The appellant insists that the undisputed evidence shows that the places where the animals entered upon the railroad track were located so as to exempt it from the statutory duty of fencing.

It is well settled that if an animal is killed or injured by a railroad train, the animal having entered upon the track at a point where the company was not bound to maintain a fence, such company is not liable for the damages thereby occasioned, unless the killing or injury was wilful. Pennsylvania Co. v. Mitchell, 124 Ind. 473.

Where the evidence establishes the situation and surroundings of the place where the animal entered, it then becomes *113a question of law for the court to determine whether or not, under the circumstances, the company is bound to fence.

But where the evidence as to the situation and surroundings is conflicting, and is such that under some phase of it the jury might properly conclude that the place was such as required the company to fence, the question must be left to the jury under proper instructions.

The mare entered upon the appellant’s track at some distance north of a switch on said track in the town of Brooklyn, the evidence not being definite or positive as to the distance. We find nothing in the evidence that would preclude the jury from finding that a suitable fence and cattle-guards could have been maintained at this point. The burden of showing that the road can not be fenced here without injury is upon the appellant. Chicago, etc., R. R. Co. v.
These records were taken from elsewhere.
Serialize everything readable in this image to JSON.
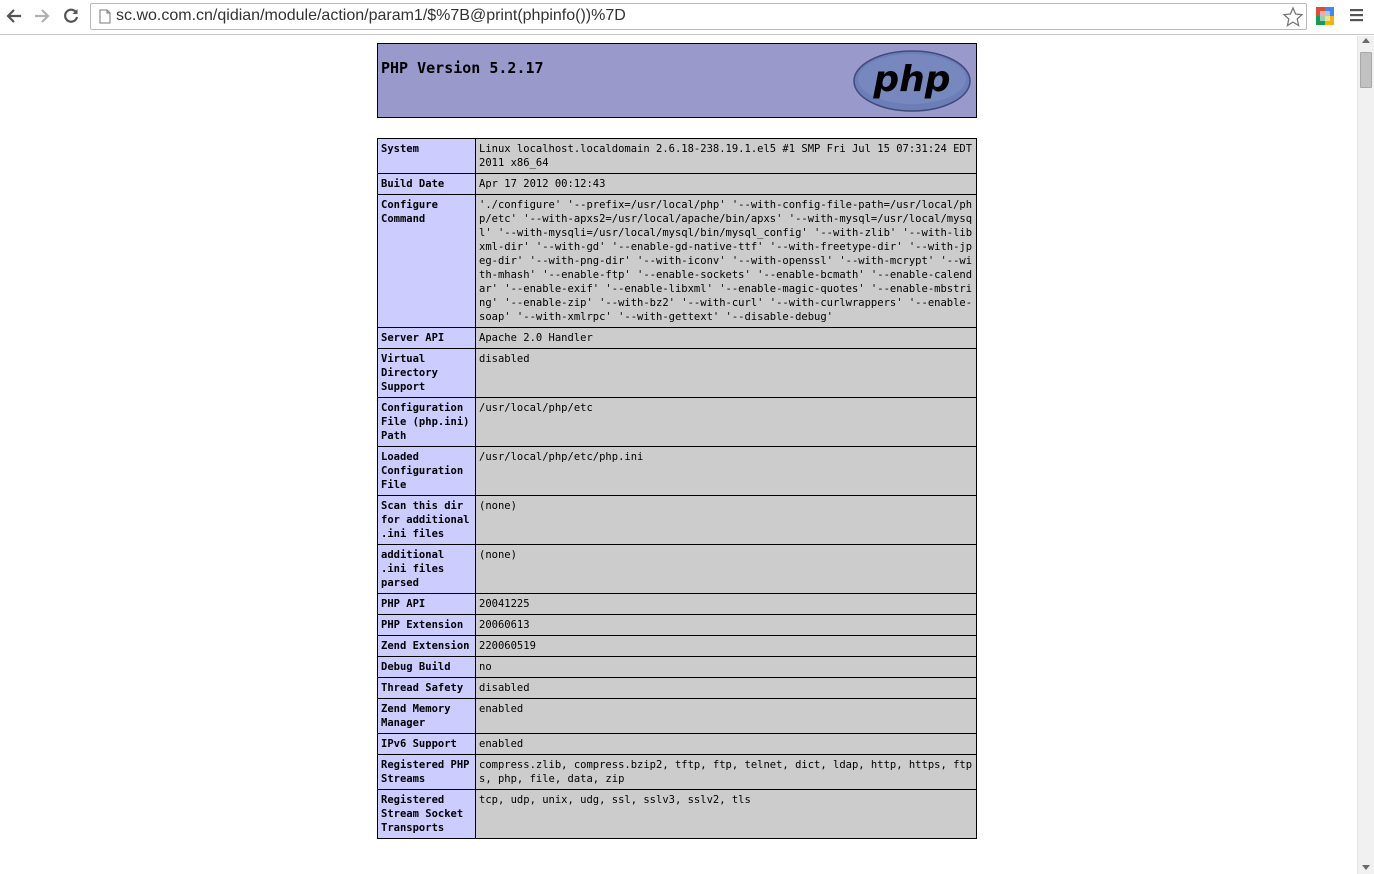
{
  "browser": {
    "url": "sc.wo.com.cn/qidian/module/action/param1/$%7B@print(phpinfo())%7D"
  },
  "page": {
    "title": "PHP Version 5.2.17",
    "logo_text": "php"
  },
  "info_rows": [
    {
      "label": "System",
      "value": "Linux localhost.localdomain 2.6.18-238.19.1.el5 #1 SMP Fri Jul 15 07:31:24 EDT 2011 x86_64"
    },
    {
      "label": "Build Date",
      "value": "Apr 17 2012 00:12:43"
    },
    {
      "label": "Configure Command",
      "value": "'./configure' '--prefix=/usr/local/php' '--with-config-file-path=/usr/local/php/etc' '--with-apxs2=/usr/local/apache/bin/apxs' '--with-mysql=/usr/local/mysql' '--with-mysqli=/usr/local/mysql/bin/mysql_config' '--with-zlib' '--with-libxml-dir' '--with-gd' '--enable-gd-native-ttf' '--with-freetype-dir' '--with-jpeg-dir' '--with-png-dir' '--with-iconv' '--with-openssl' '--with-mcrypt' '--with-mhash' '--enable-ftp' '--enable-sockets' '--enable-bcmath' '--enable-calendar' '--enable-exif' '--enable-libxml' '--enable-magic-quotes' '--enable-mbstring' '--enable-zip' '--with-bz2' '--with-curl' '--with-curlwrappers' '--enable-soap' '--with-xmlrpc' '--with-gettext' '--disable-debug'"
    },
    {
      "label": "Server API",
      "value": "Apache 2.0 Handler"
    },
    {
      "label": "Virtual Directory Support",
      "value": "disabled"
    },
    {
      "label": "Configuration File (php.ini) Path",
      "value": "/usr/local/php/etc"
    },
    {
      "label": "Loaded Configuration File",
      "value": "/usr/local/php/etc/php.ini"
    },
    {
      "label": "Scan this dir for additional .ini files",
      "value": "(none)"
    },
    {
      "label": "additional .ini files parsed",
      "value": "(none)"
    },
    {
      "label": "PHP API",
      "value": "20041225"
    },
    {
      "label": "PHP Extension",
      "value": "20060613"
    },
    {
      "label": "Zend Extension",
      "value": "220060519"
    },
    {
      "label": "Debug Build",
      "value": "no"
    },
    {
      "label": "Thread Safety",
      "value": "disabled"
    },
    {
      "label": "Zend Memory Manager",
      "value": "enabled"
    },
    {
      "label": "IPv6 Support",
      "value": "enabled"
    },
    {
      "label": "Registered PHP Streams",
      "value": "compress.zlib, compress.bzip2, tftp, ftp, telnet, dict, ldap, http, https, ftps, php, file, data, zip"
    },
    {
      "label": "Registered Stream Socket Transports",
      "value": "tcp, udp, unix, udg, ssl, sslv3, sslv2, tls"
    }
  ]
}
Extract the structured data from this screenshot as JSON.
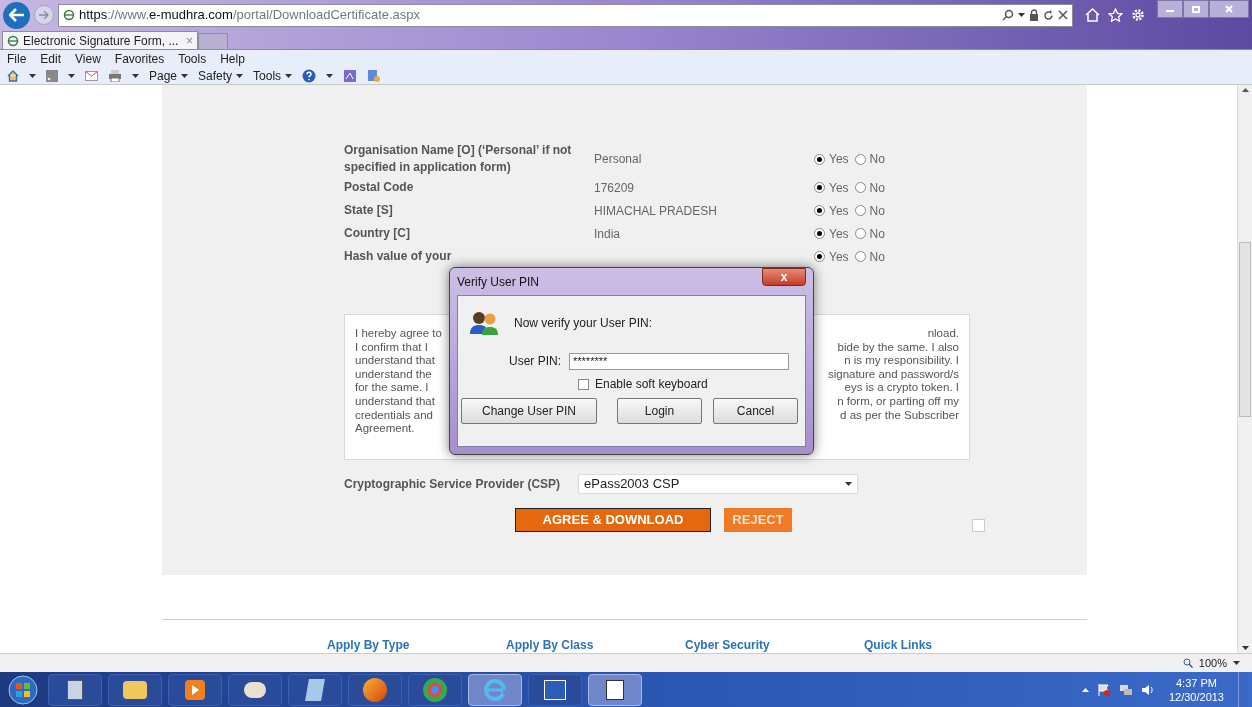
{
  "browser": {
    "url_prefix": "https://www.",
    "url_domain": "e-mudhra.com",
    "url_path": "/portal/DownloadCertificate.aspx",
    "tab_title": "Electronic Signature Form, ...",
    "tab_close": "×",
    "menu": [
      "File",
      "Edit",
      "View",
      "Favorites",
      "Tools",
      "Help"
    ],
    "commands": [
      "Page",
      "Safety",
      "Tools"
    ],
    "zoom": "100%"
  },
  "form": {
    "rows": [
      {
        "label": "Organisation Name [O] (‘Personal’ if not specified in application form)",
        "value": "Personal",
        "options": [
          {
            "label": "Yes",
            "selected": true
          },
          {
            "label": "No",
            "selected": false
          }
        ]
      },
      {
        "label": "Postal Code",
        "value": "176209",
        "options": [
          {
            "label": "Yes",
            "selected": true
          },
          {
            "label": "No",
            "selected": false
          }
        ]
      },
      {
        "label": "State [S]",
        "value": "HIMACHAL PRADESH",
        "options": [
          {
            "label": "Yes",
            "selected": true
          },
          {
            "label": "No",
            "selected": false
          }
        ]
      },
      {
        "label": "Country [C]",
        "value": "India",
        "options": [
          {
            "label": "Yes",
            "selected": true
          },
          {
            "label": "No",
            "selected": false
          }
        ]
      },
      {
        "label": "Hash value of your",
        "value": "",
        "options": [
          {
            "label": "Yes",
            "selected": true
          },
          {
            "label": "No",
            "selected": false
          }
        ]
      }
    ],
    "agreement_lines": [
      {
        "left": "I hereby agree to",
        "right": "nload."
      },
      {
        "left": "I confirm that I",
        "right": "bide by the same. I also"
      },
      {
        "left": "understand that",
        "right": "n is my responsibility. I"
      },
      {
        "left": "understand the",
        "right": "signature and password/s"
      },
      {
        "left": "for the same. I",
        "right": "eys is a crypto token. I"
      },
      {
        "left": "understand that",
        "right": "n form, or parting off my"
      },
      {
        "left": "credentials and",
        "right": "d as per the Subscriber"
      },
      {
        "left": "Agreement."
      }
    ],
    "csp_label": "Cryptographic Service Provider (CSP)",
    "csp_value": "ePass2003 CSP",
    "agree_button": "AGREE & DOWNLOAD",
    "reject_button": "REJECT",
    "confirm_checked": false
  },
  "footer_links": [
    "Apply By Type",
    "Apply By Class",
    "Cyber Security",
    "Quick Links"
  ],
  "dialog": {
    "title": "Verify User PIN",
    "close": "x",
    "message": "Now verify your User PIN:",
    "pin_label": "User PIN:",
    "pin_value": "********",
    "soft_keyboard": {
      "label": "Enable soft keyboard",
      "checked": false
    },
    "buttons": [
      "Change User PIN",
      "Login",
      "Cancel"
    ]
  },
  "taskbar": {
    "time": "4:37 PM",
    "date": "12/30/2013"
  }
}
Modesitt, 124 Ind. 212.

We can not disturb the judgment so far as it relates to the injury to the mare.

As to the killing of the cow we have arrived at a different conclusion.

The evidence shows that the cow went upon the track at the intersection of East street and the railroad track in said town of Brooklyn. East street at this point runs east and west and the track north and south. Main street is east of the railroad, and runs parallel with it. After East street crosses Main stréet it extends west as far as the track, where it terminates. On the west side of the track is a farm closed in by fences.
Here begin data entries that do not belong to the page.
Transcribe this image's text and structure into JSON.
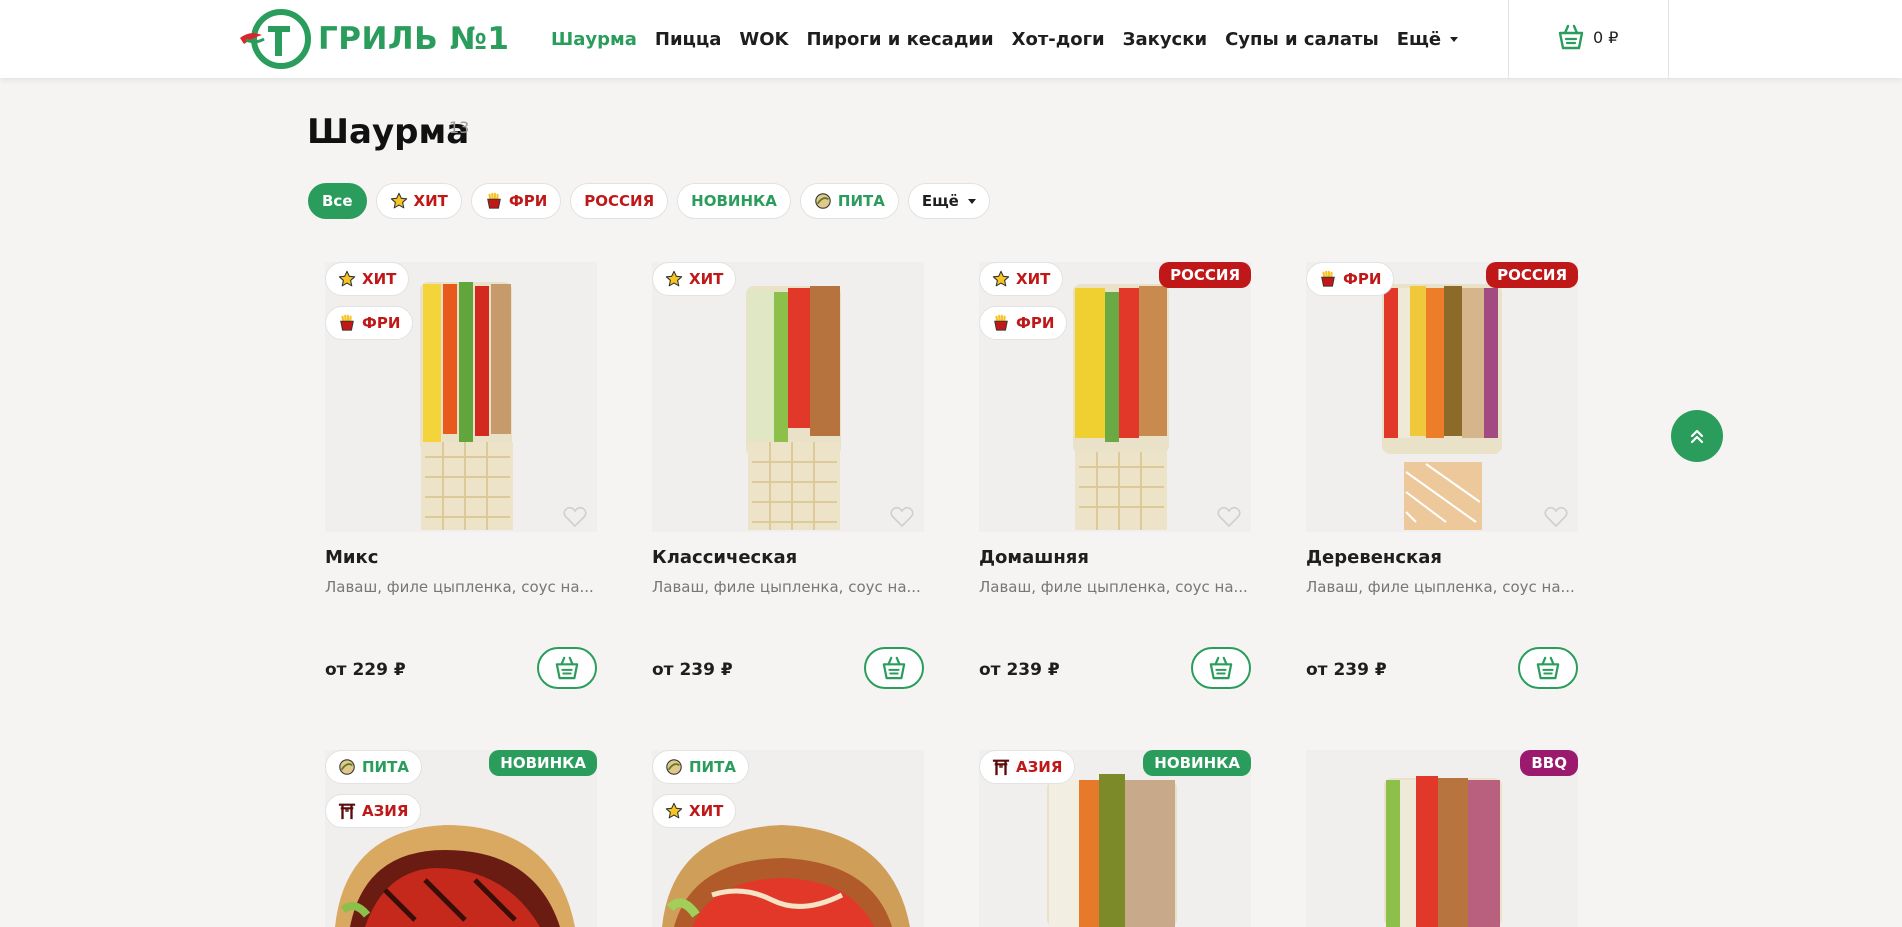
{
  "header": {
    "logo_text": "ГРИЛЬ №1",
    "nav": [
      "Шаурма",
      "Пицца",
      "WOK",
      "Пироги и кесадии",
      "Хот-доги",
      "Закуски",
      "Супы и салаты"
    ],
    "nav_more": "Ещё",
    "cart_total": "0 ₽"
  },
  "page": {
    "title": "Шаурма",
    "count": "13"
  },
  "filters": {
    "all": "Все",
    "hit": "ХИТ",
    "fries": "ФРИ",
    "russia": "РОССИЯ",
    "new": "НОВИНКА",
    "pita": "ПИТА",
    "more": "Ещё"
  },
  "products": [
    {
      "name": "Микс",
      "desc": "Лаваш, филе цыпленка, соус на...",
      "price": "от 229 ₽",
      "tags": [
        "ХИТ",
        "ФРИ"
      ],
      "label": ""
    },
    {
      "name": "Классическая",
      "desc": "Лаваш, филе цыпленка, соус на...",
      "price": "от 239 ₽",
      "tags": [
        "ХИТ"
      ],
      "label": ""
    },
    {
      "name": "Домашняя",
      "desc": "Лаваш, филе цыпленка, соус на...",
      "price": "от 239 ₽",
      "tags": [
        "ХИТ",
        "ФРИ"
      ],
      "label": "РОССИЯ"
    },
    {
      "name": "Деревенская",
      "desc": "Лаваш, филе цыпленка, соус на...",
      "price": "от 239 ₽",
      "tags": [
        "ФРИ"
      ],
      "label": "РОССИЯ"
    },
    {
      "tags": [
        "ПИТА",
        "АЗИЯ"
      ],
      "label": "НОВИНКА"
    },
    {
      "tags": [
        "ПИТА",
        "ХИТ"
      ],
      "label": ""
    },
    {
      "tags": [
        "АЗИЯ"
      ],
      "label": "НОВИНКА"
    },
    {
      "tags": [],
      "label": "BBQ"
    }
  ],
  "colors": {
    "brand_green": "#2a9d5c",
    "tag_red": "#c01818",
    "label_russia": "#c01818",
    "label_new": "#2a9d5c",
    "label_bbq": "#9c1a6e"
  }
}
The point where the cow entered upon the track is 150 to 160 feet below the south end of a switch and siding of the road. At the approach of the train the cow went north till she reached the point where the switch was when she was struck. That part of East street terminating at the railroad track and lying west of Main street is not used by the public for travelling, and is not in a condition for wagons or other *114vehicles to pass over. There is a fence on the west side of the track closing in the Landers farm.
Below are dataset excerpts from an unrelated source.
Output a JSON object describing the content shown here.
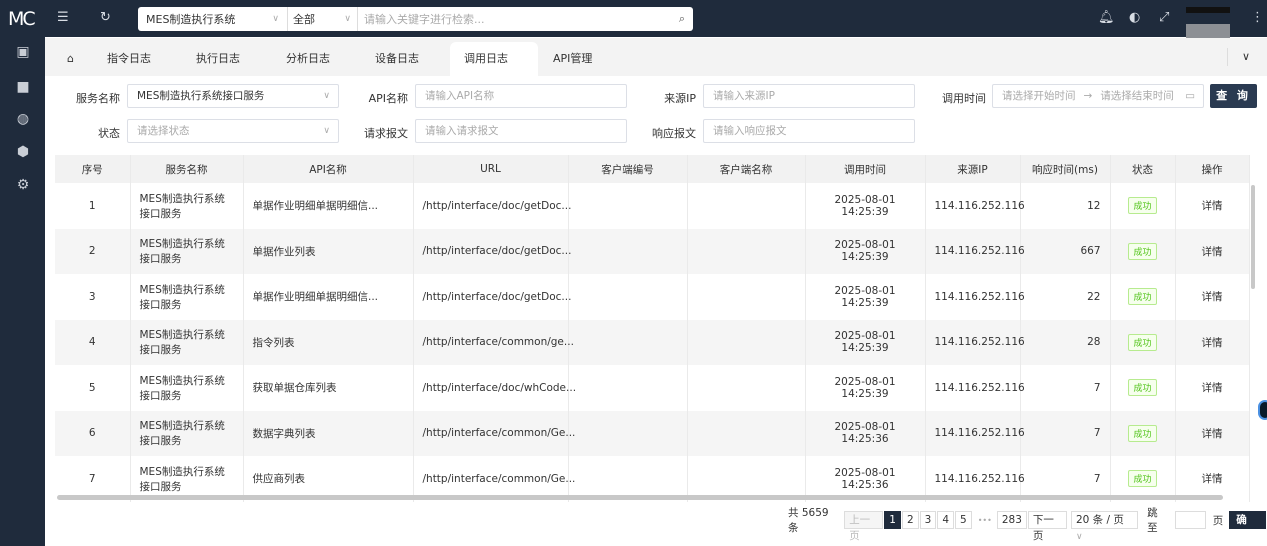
{
  "app": {
    "logo": "MC"
  },
  "topbar": {
    "system_select": "MES制造执行系统",
    "scope_select": "全部",
    "search_placeholder": "请输入关键字进行检索..."
  },
  "tabs": [
    {
      "label": "指令日志"
    },
    {
      "label": "执行日志"
    },
    {
      "label": "分析日志"
    },
    {
      "label": "设备日志"
    },
    {
      "label": "调用日志",
      "active": true
    },
    {
      "label": "API管理"
    }
  ],
  "filters": {
    "service_name": {
      "label": "服务名称",
      "value": "MES制造执行系统接口服务"
    },
    "api_name": {
      "label": "API名称",
      "placeholder": "请输入API名称"
    },
    "source_ip": {
      "label": "来源IP",
      "placeholder": "请输入来源IP"
    },
    "call_time": {
      "label": "调用时间",
      "start_placeholder": "请选择开始时间",
      "end_placeholder": "请选择结束时间",
      "separator": "→"
    },
    "status": {
      "label": "状态",
      "placeholder": "请选择状态"
    },
    "request_body": {
      "label": "请求报文",
      "placeholder": "请输入请求报文"
    },
    "response_body": {
      "label": "响应报文",
      "placeholder": "请输入响应报文"
    },
    "query_button": "查 询"
  },
  "table": {
    "columns": [
      "序号",
      "服务名称",
      "API名称",
      "URL",
      "客户端编号",
      "客户端名称",
      "调用时间",
      "来源IP",
      "响应时间(ms)",
      "状态",
      "操作"
    ],
    "rows": [
      {
        "no": "1",
        "service": "MES制造执行系统接口服务",
        "api": "单据作业明细单据明细信...",
        "url": "/http/interface/doc/getDoc...",
        "client_no": "",
        "client_name": "",
        "time": "2025-08-01 14:25:39",
        "ip": "114.116.252.116",
        "ms": "12",
        "status": "成功",
        "action": "详情"
      },
      {
        "no": "2",
        "service": "MES制造执行系统接口服务",
        "api": "单据作业列表",
        "url": "/http/interface/doc/getDoc...",
        "client_no": "",
        "client_name": "",
        "time": "2025-08-01 14:25:39",
        "ip": "114.116.252.116",
        "ms": "667",
        "status": "成功",
        "action": "详情"
      },
      {
        "no": "3",
        "service": "MES制造执行系统接口服务",
        "api": "单据作业明细单据明细信...",
        "url": "/http/interface/doc/getDoc...",
        "client_no": "",
        "client_name": "",
        "time": "2025-08-01 14:25:39",
        "ip": "114.116.252.116",
        "ms": "22",
        "status": "成功",
        "action": "详情"
      },
      {
        "no": "4",
        "service": "MES制造执行系统接口服务",
        "api": "指令列表",
        "url": "/http/interface/common/ge...",
        "client_no": "",
        "client_name": "",
        "time": "2025-08-01 14:25:39",
        "ip": "114.116.252.116",
        "ms": "28",
        "status": "成功",
        "action": "详情"
      },
      {
        "no": "5",
        "service": "MES制造执行系统接口服务",
        "api": "获取单据仓库列表",
        "url": "/http/interface/doc/whCode...",
        "client_no": "",
        "client_name": "",
        "time": "2025-08-01 14:25:39",
        "ip": "114.116.252.116",
        "ms": "7",
        "status": "成功",
        "action": "详情"
      },
      {
        "no": "6",
        "service": "MES制造执行系统接口服务",
        "api": "数据字典列表",
        "url": "/http/interface/common/Ge...",
        "client_no": "",
        "client_name": "",
        "time": "2025-08-01 14:25:36",
        "ip": "114.116.252.116",
        "ms": "7",
        "status": "成功",
        "action": "详情"
      },
      {
        "no": "7",
        "service": "MES制造执行系统接口服务",
        "api": "供应商列表",
        "url": "/http/interface/common/Ge...",
        "client_no": "",
        "client_name": "",
        "time": "2025-08-01 14:25:36",
        "ip": "114.116.252.116",
        "ms": "7",
        "status": "成功",
        "action": "详情"
      }
    ]
  },
  "pagination": {
    "total": "共 5659 条",
    "prev": "上一页",
    "pages": [
      "1",
      "2",
      "3",
      "4",
      "5"
    ],
    "ellipsis": "•••",
    "last": "283",
    "next": "下一页",
    "page_size": "20 条 / 页",
    "jump_label": "跳至",
    "jump_value": "",
    "page_suffix": "页",
    "confirm": "确 定"
  }
}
The appellant contends that at a point thus situated and surrounded it is not compelled to keep up a fence, and we are inclined to agree with counsel in this.

If a fence were to be maintained on the east side of the track, suitable cattle-guards would necessarily have to be constructed to prevent animals from entering the enclosed portion of the track, and thus keep them off the switches and sidings as well as the main track. Such cattle-guards, however, within so short a distance from the switch itself, where the company, as the court must know, is bound to operate and handle its trains, would necessarily endanger the safety of the company’s employees operating these, as they would be required, in the discharge of their duty, to pass over the track and cattle-guards between the fences.

A railroad company is not bound to fence where it would interfere with the discharge of its duty to the public, nor where fences’ and connecting cattle-guards would make the running and handling of trains or the necessary and proper switching of cars more hazardous to its employees. Pennsylvania Co. v. Mitchell, supra; Fort Wayne, etc., R. R. Co. v. Herbold, 99 Ind. 91.

We think the appellant proved conclusively that it was not bound to fence where the cow entered upon the track.

It is insisted that the court erred in excluding the testimony of Charles Mahoney, by whom the appellant proposed to prove, after having shown his qualifications as an expert, that the placing of a cattle-guard at any point in appellant’s railroad track within 300 feet of the south end of the switch at Brooklyn, would endanger the train men in the management of trains on appellant’s road at that point.”

There was no error in this ruling. This point has been repeatedly decided adversely to appellant’s contention. Pennsylvania Co. v. Mitchell, supra, and authorities cited.

This disposes of all the questions raised in the record.

*115Filed June 23, 1891.

The value of the cow was placed in the complaint at $25. The mare was injured, as the evidence shows, to the extent of $50. The judgment, as we have seen, was for $75. There was an erroneous finding of $25 in plaintiff’s favor, for the cow killed.

If the appellee will, within sixty days, remit $25 of his judgment and pay the costs of this appeal, the judgment will be affirmed, otherwise it is reversed, at appellee’s costs, and the court below instructed to grant appellant a new trial.